Las recientes sentencias del Tribunal de Justicia de la Unión Europea sobre contratación laboral han provocado un intenso debate acerca de la regulación sobre la materia. Estas resoluciones han condenado de manera reiterada al Gobierno español por la falta de adecuación de nuestra legislación laboral a las previsiones contenidas en la Directiva de la Unión en materia de contratación de duración determinada.
Sin embargo, el debate ha acabado centrándose en la indemnización que debe corresponder a todos los temporales con motivo de la extinción de cualquier contrato, lo que en gran medida ha desviado la atención de lo que a mi juicio constituye el problema principal en esta materia: la excesiva tasa de temporalidad de nuestro mercado de trabajo, tradicionalmente la más elevada de todos los países de la Europa comunitaria y que vuelve a incrementarse apenas se produce la recuperación del empleo en nuestro mercado de trabajo. Ello se ve acentuado por la tendencia a la reducción de la duración media de los contratos de trabajo, así como de un incremento de los contratos de muy corta duración y, a la postre, la continuidad en el uso fraudulento de la contratación temporal legalmente permitida; todo lo cual desemboca en unas desproporcionadas tasas de rotación en el mercado de trabajo, acentuando al máximo la inestabilidad laboral y, con ella, tanto la seguridad de los trabajadores como la productividad empresarial.
La respuesta vía el incremento indiscriminado de la indemnización por extinción de la contratación temporal no es la respuesta más adecuada a este problema, pues trata por igual a la contratación temporal justificada y a la abusiva, sin que ello constituya un auténtico desincentivo a esta última. Si a resultas de ello, se acorta mucho la diferencia de costes entre la contratación temporal justificada y la abusiva, al extremo que si añadimos a ello los costes judiciales para las empresas, se acaba acentuado --aunque sea involuntariamente-- que las empresas estén dispuestas a asumir los riesgos de sufrir penalizaciones menores por la contratación temporal fraudulenta. A ello se añaden dos elementos más, que en ningún caso se ven atajados por el incremento de la indemnización por extinción de la contratación temporal. De un lado, que la alta estacionalidad de ciertos sectores productivos de la economía española es la que provoca tasas elevadas de temporalidad, que en ningún casos se van a reducir porque se eleve la indemnización de todos los contratos temporales. De otro lado, que no es casual que las sentencias del Tribunal Europeo hayan resuelto concretas situaciones de excesos en la contratación temporal por parte de las Administraciones Públicas, que la experiencia nos demuestra que no se atajan por medio de la elevación de los costes laborales, ni siquiera por medio de condenas pecuniarias a la Administración como tal por conductas ilícitas de sus gestores.
A la vista de todo lo anterior, sería conveniente reconducir el debate a lo que continúa siendo la distorsión principal de nuestro mercado de trabajo: su elevada rotación a resultas de la excesiva tasa de temporalidad de la contratación laboral.
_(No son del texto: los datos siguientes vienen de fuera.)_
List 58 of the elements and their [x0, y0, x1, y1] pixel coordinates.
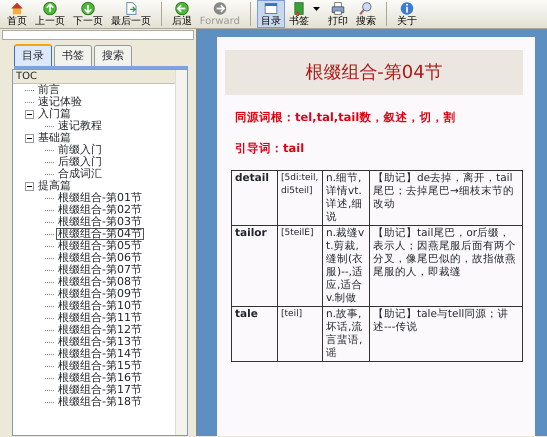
- tree-item[interactable]: 根缀组合-第03节: [56, 216, 144, 228]
- toolbar-button[interactable]: 后退: [168, 0, 196, 28]
- sidebar-tab[interactable]: 搜索: [94, 44, 132, 66]
- tree-item[interactable]: 基础篇: [36, 132, 73, 144]
- tree-item[interactable]: 前缀入门: [56, 144, 104, 156]
- page-line: 同源词根：tel,tal,tail数，叙述，切，割: [235, 109, 456, 126]
- page-line: 引导词：tail: [235, 140, 306, 158]
- tree-item[interactable]: 根缀组合-第12节: [56, 324, 144, 336]
- note-cell: 【助记】tail尾巴，or后缀，表示人；因燕尾服后面有两个分叉，像尾巴似的，故指做燕尾服的人，即裁缝: [370, 225, 522, 306]
- word-cell: tailor: [232, 225, 278, 306]
- tree-item[interactable]: 根缀组合-第01节: [56, 192, 144, 204]
- tree-item[interactable]: 根缀组合-第14节: [56, 348, 144, 360]
- tree-item[interactable]: 根缀组合-第17节: [56, 384, 144, 396]
- tree-item[interactable]: 前言: [36, 84, 62, 96]
- note-cell: 【助记】tale与tell同源；讲述---传说: [370, 306, 522, 361]
- tree-item[interactable]: 提高篇: [36, 180, 73, 192]
- toolbar-button[interactable]: 书签: [284, 0, 313, 28]
- collapse-toggle-icon[interactable]: [25, 134, 34, 143]
- toolbar-button[interactable]: 首页: [2, 0, 31, 28]
- tree-item[interactable]: 根缀组合-第11节: [56, 312, 144, 324]
- toolbar-button[interactable]: 上一页: [30, 0, 69, 28]
- meaning-cell: n.故事,坏话,流言蜚语,谣: [322, 306, 370, 361]
- tree-item[interactable]: 根缀组合-第18节: [56, 396, 144, 408]
- caret-icon[interactable]: [312, 6, 320, 11]
- toolbar-button[interactable]: 关于: [392, 0, 421, 28]
- phonetic-cell: [5teilE]: [278, 225, 322, 306]
- phonetic-cell: [5di:teil, di5teil]: [278, 170, 322, 225]
- toolbar-button[interactable]: 打印: [324, 0, 352, 28]
- phonetic-cell: [teil]: [278, 306, 322, 361]
- word-cell: tale: [232, 306, 278, 361]
- scrollbar[interactable]: [175, 70, 187, 435]
- tree-item[interactable]: 根缀组合-第08节: [56, 276, 144, 288]
- toolbar-button[interactable]: 下一页: [68, 0, 107, 28]
- tree-item[interactable]: 后缀入门: [56, 156, 104, 168]
- sidebar-tab[interactable]: 书签: [54, 44, 92, 66]
- toolbar-button[interactable]: 目录: [256, 0, 285, 28]
- tree-item[interactable]: 根缀组合-第15节: [56, 360, 144, 372]
- tree-item[interactable]: 根缀组合-第05节: [56, 240, 144, 252]
- tree-item[interactable]: 根缀组合-第06节: [56, 252, 144, 264]
- tree-item[interactable]: 根缀组合-第07节: [56, 264, 144, 276]
- collapse-toggle-icon[interactable]: [25, 110, 34, 119]
- tree-item[interactable]: 合成词汇: [56, 168, 104, 180]
- tree-item[interactable]: 根缀组合-第02节: [56, 204, 144, 216]
- toolbar-button[interactable]: 最后一页: [106, 0, 155, 28]
- tree-item[interactable]: 入门篇: [36, 108, 73, 120]
- note-cell: 【助记】de去掉，离开，tail尾巴；去掉尾巴→细枝末节的改动: [370, 170, 522, 225]
- tree-item[interactable]: 根缀组合-第09节: [56, 288, 144, 300]
- tree-item[interactable]: 根缀组合-第04节: [56, 228, 144, 240]
- tree-item[interactable]: 根缀组合-第16节: [56, 372, 144, 384]
- tree-item[interactable]: 根缀组合-第13节: [56, 336, 144, 348]
- collapse-toggle-icon[interactable]: [25, 182, 34, 191]
- tree-item[interactable]: 根缀组合-第10节: [56, 300, 144, 312]
- word-cell: detail: [232, 170, 278, 225]
- toolbar-button[interactable]: 搜索: [352, 0, 380, 28]
- sidebar-tab[interactable]: 目录: [14, 44, 52, 66]
- tree-item[interactable]: 速记体验: [36, 96, 84, 108]
- tree-item[interactable]: 速记教程: [56, 120, 104, 132]
- page-title: 根缀组合-第04节: [225, 50, 523, 95]
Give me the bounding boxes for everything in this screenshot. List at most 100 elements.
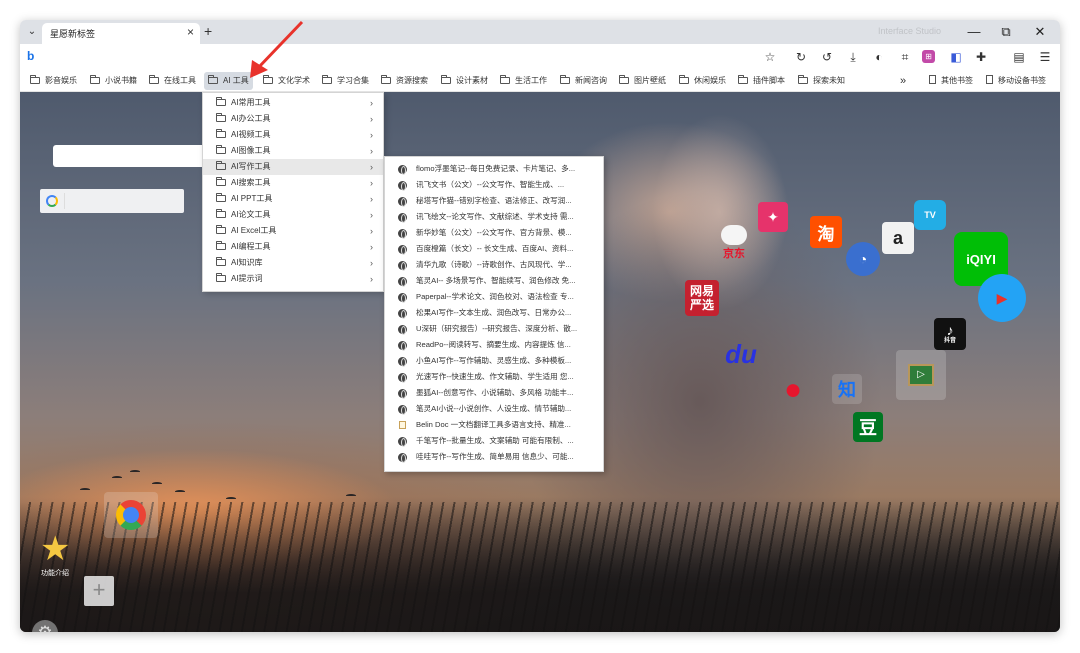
bookmark-folder[interactable]: 在线工具 xyxy=(149,72,196,90)
crop-icon[interactable]: ⌗ xyxy=(896,48,914,66)
jd-app-icon[interactable]: 京东 xyxy=(714,220,754,266)
minimize-button[interactable]: — xyxy=(960,22,988,42)
chevron-right-icon: › xyxy=(370,194,373,204)
mobile-bookmarks[interactable]: 移动设备书签 xyxy=(986,72,1046,90)
chevron-right-icon: › xyxy=(370,258,373,268)
tab-search-button[interactable]: ⌄ xyxy=(24,24,40,40)
link-item[interactable]: 笔灵AI-- 多场景写作、智能续写、润色修改 免... xyxy=(385,273,603,289)
extensions-icon[interactable]: ✚ xyxy=(972,48,990,66)
menu-item-ai-ppt[interactable]: AI PPT工具 › xyxy=(203,191,383,207)
douyin-label: 抖音 xyxy=(943,338,956,344)
link-item[interactable]: ReadPo--阅读转写、摘要生成、内容提炼 信... xyxy=(385,337,603,353)
bookmark-folder[interactable]: 插件脚本 xyxy=(738,72,785,90)
chrome-store-app-icon[interactable] xyxy=(104,492,158,538)
amazon-app-icon[interactable]: a xyxy=(882,222,914,254)
new-tab-button[interactable]: + xyxy=(204,23,212,39)
link-item[interactable]: 千笔写作--批量生成、文案辅助 可能有限制、... xyxy=(385,433,603,449)
tab-active[interactable]: 星愿新标签 × xyxy=(42,23,200,44)
link-item[interactable]: flomo浮墨笔记--每日免费记录、卡片笔记、多... xyxy=(385,161,603,177)
link-item[interactable]: U深研（研究报告）--研究报告、深度分析、散... xyxy=(385,321,603,337)
menu-item-ai-prompt[interactable]: AI提示词 › xyxy=(203,271,383,287)
bookmarks-overflow-button[interactable]: » xyxy=(900,72,906,90)
video-player-app-icon[interactable]: ▶ xyxy=(978,274,1026,322)
menu-item-ai-excel[interactable]: AI Excel工具 › xyxy=(203,223,383,239)
douyin-app-icon[interactable]: ♪ 抖音 xyxy=(934,318,966,350)
menu-item-ai-coding[interactable]: AI编程工具 › xyxy=(203,239,383,255)
menu-item-ai-writing[interactable]: AI写作工具 › xyxy=(203,159,383,175)
globe-icon xyxy=(398,181,407,191)
globe-icon xyxy=(398,165,407,175)
bookmark-folder[interactable]: 学习合集 xyxy=(322,72,369,90)
globe-icon xyxy=(398,245,407,255)
zhihu-app-icon[interactable]: 知 xyxy=(832,374,862,404)
bilibili-app-icon[interactable]: TV xyxy=(914,200,946,230)
baidu-app-icon[interactable]: du xyxy=(716,328,766,380)
folder-icon xyxy=(738,75,748,84)
chevron-right-icon: › xyxy=(370,146,373,156)
maximize-button[interactable]: ⧉ xyxy=(992,22,1020,42)
menu-item-ai-paper[interactable]: AI论文工具 › xyxy=(203,207,383,223)
tab-close-icon[interactable]: × xyxy=(187,25,194,39)
google-search-input[interactable] xyxy=(40,189,184,213)
menu-item-ai-common[interactable]: AI常用工具 › xyxy=(203,95,383,111)
bookmark-folder[interactable]: 小说书籍 xyxy=(90,72,137,90)
bookmark-folder[interactable]: 休闲娱乐 xyxy=(679,72,726,90)
history-icon[interactable]: ↺ xyxy=(818,48,836,66)
close-window-button[interactable]: ✕ xyxy=(1026,22,1054,42)
douban-app-icon[interactable]: 豆 xyxy=(853,412,883,442)
bookmark-folder-ai-tools[interactable]: AI 工具 xyxy=(204,72,253,90)
bookmark-folder[interactable]: 探索未知 xyxy=(798,72,845,90)
link-item[interactable]: Belin Doc 一文档翻译工具多语言支持、精准... xyxy=(385,417,603,433)
chevron-right-icon: › xyxy=(370,226,373,236)
classroom-app-icon[interactable]: ▷ xyxy=(896,350,946,400)
bookmark-folder[interactable]: 文化学术 xyxy=(263,72,310,90)
menu-item-ai-search[interactable]: AI搜索工具 › xyxy=(203,175,383,191)
download-icon[interactable]: ⤓ xyxy=(844,48,862,66)
jd-dog-icon xyxy=(721,225,747,245)
translate-icon[interactable]: ⊞ xyxy=(922,50,935,63)
link-item[interactable]: 松果AI写作--文本生成、润色改写、日常办公... xyxy=(385,305,603,321)
refresh-icon[interactable]: ↻ xyxy=(792,48,810,66)
browser-logo-icon[interactable]: b xyxy=(27,49,34,63)
link-item[interactable]: 讯飞文书（公文）--公文写作、智能生成、... xyxy=(385,177,603,193)
other-bookmarks[interactable]: 其他书签 xyxy=(929,72,973,90)
add-shortcut-button[interactable]: + xyxy=(84,576,114,606)
link-item[interactable]: 笔灵AI小说--小说创作、人设生成、情节辅助... xyxy=(385,401,603,417)
bookmark-folder[interactable]: 新闻咨询 xyxy=(560,72,607,90)
weibo-app-icon[interactable]: ● xyxy=(770,370,816,410)
link-item[interactable]: 新华妙笔（公文）--公文写作、官方背景、模... xyxy=(385,225,603,241)
menu-item-ai-knowledge[interactable]: AI知识库 › xyxy=(203,255,383,271)
menu-item-ai-video[interactable]: AI视频工具 › xyxy=(203,127,383,143)
taobao-app-icon[interactable]: 淘 xyxy=(810,216,842,248)
menu-item-ai-image[interactable]: AI图像工具 › xyxy=(203,143,383,159)
link-item[interactable]: 墨狐AI--创意写作、小说辅助、多风格 功能丰... xyxy=(385,385,603,401)
link-item[interactable]: 哇哇写作--写作生成、简单易用 信息少、可能... xyxy=(385,449,603,465)
browser-app-icon[interactable]: ◔ xyxy=(846,242,880,276)
netease-yanxuan-app-icon[interactable]: 网易 严选 xyxy=(685,280,719,316)
menu-item-ai-office[interactable]: AI办公工具 › xyxy=(203,111,383,127)
address-bar: b ☆ ↻ ↺ ⤓ ◐ ⌗ ⊞ ◧ ✚ ▤ ☰ xyxy=(20,44,1060,70)
sidebar-icon[interactable]: ▤ xyxy=(1010,48,1028,66)
link-item[interactable]: 光速写作--快速生成、作文辅助、学生适用 您... xyxy=(385,369,603,385)
link-item[interactable]: Paperpal--学术论文、润色校对、语法检查 专... xyxy=(385,289,603,305)
star-icon[interactable]: ☆ xyxy=(761,48,779,66)
wallpaper-grass xyxy=(20,502,1060,632)
bookmark-folder[interactable]: 影音娱乐 xyxy=(30,72,77,90)
bookmark-folder[interactable]: 资源搜索 xyxy=(381,72,428,90)
feature-intro-app[interactable]: ★ 功能介绍 xyxy=(38,532,76,577)
link-item[interactable]: 秘塔写作猫--错别字检查、语法修正、改写润... xyxy=(385,193,603,209)
document-icon xyxy=(399,421,406,429)
screenshot-icon[interactable]: ◧ xyxy=(947,48,965,66)
bookmark-folder[interactable]: 图片壁纸 xyxy=(619,72,666,90)
bookmark-folder[interactable]: 设计素材 xyxy=(441,72,488,90)
link-item[interactable]: 讯飞绘文--论文写作、文献综述、学术支持 需... xyxy=(385,209,603,225)
chevron-right-icon: › xyxy=(370,162,373,172)
link-item[interactable]: 百度橙篇（长文）-- 长文生成、百度AI、资料... xyxy=(385,241,603,257)
theme-icon[interactable]: ◐ xyxy=(870,48,888,66)
tmall-app-icon[interactable]: ✦ xyxy=(758,202,788,232)
link-item[interactable]: 小鱼AI写作--写作辅助、灵感生成、多种模板... xyxy=(385,353,603,369)
bookmark-folder[interactable]: 生活工作 xyxy=(500,72,547,90)
link-item[interactable]: 清华九歌（诗歌）--诗歌创作、古风现代、学... xyxy=(385,257,603,273)
menu-icon[interactable]: ☰ xyxy=(1036,48,1054,66)
search-input[interactable] xyxy=(53,145,213,167)
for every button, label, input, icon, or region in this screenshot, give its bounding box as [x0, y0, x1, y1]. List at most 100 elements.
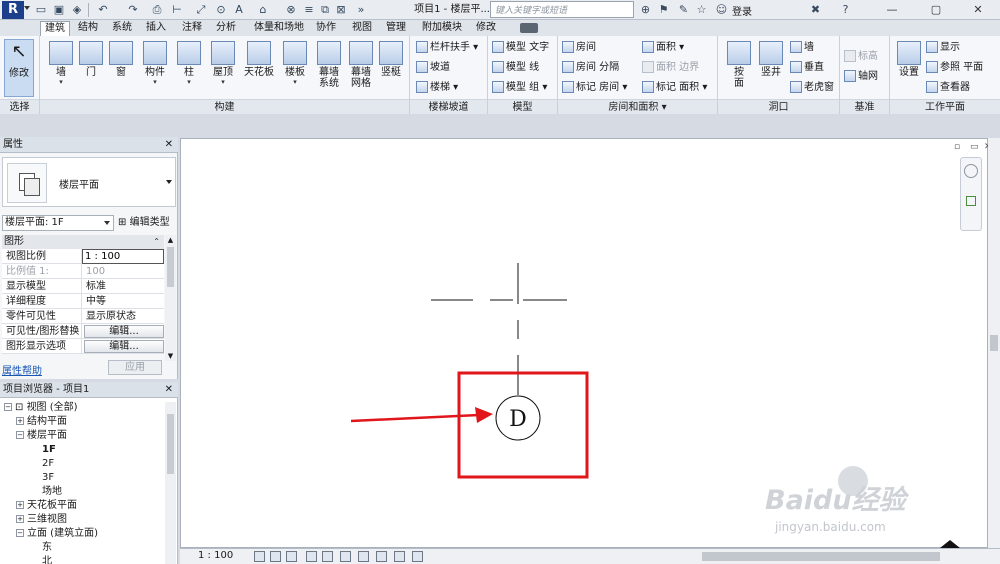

La respuesta no puede ser sino sobre la premisa de establecer un régimen de intensa separación de tratamiento entre la contratación temporal justificada y la abusiva, con amplia permisión de la primera y contundente penalización de la segunda; en paralelo, la necesaria reorientación de nuestro modelo económico hacia un patrón de crecimiento basado en la innovación y la productividad, que fomente empleos más estables y desincentive la precariedad laboral; y sin olvidar la necesaria reestructuración del empleo público, donde las Administraciones Públicas adopten criterios de gestión de su personal mucho más racionales y que rompan con las lógicas perversas que desembocan en un abuso en su seno también de la contratación temporal.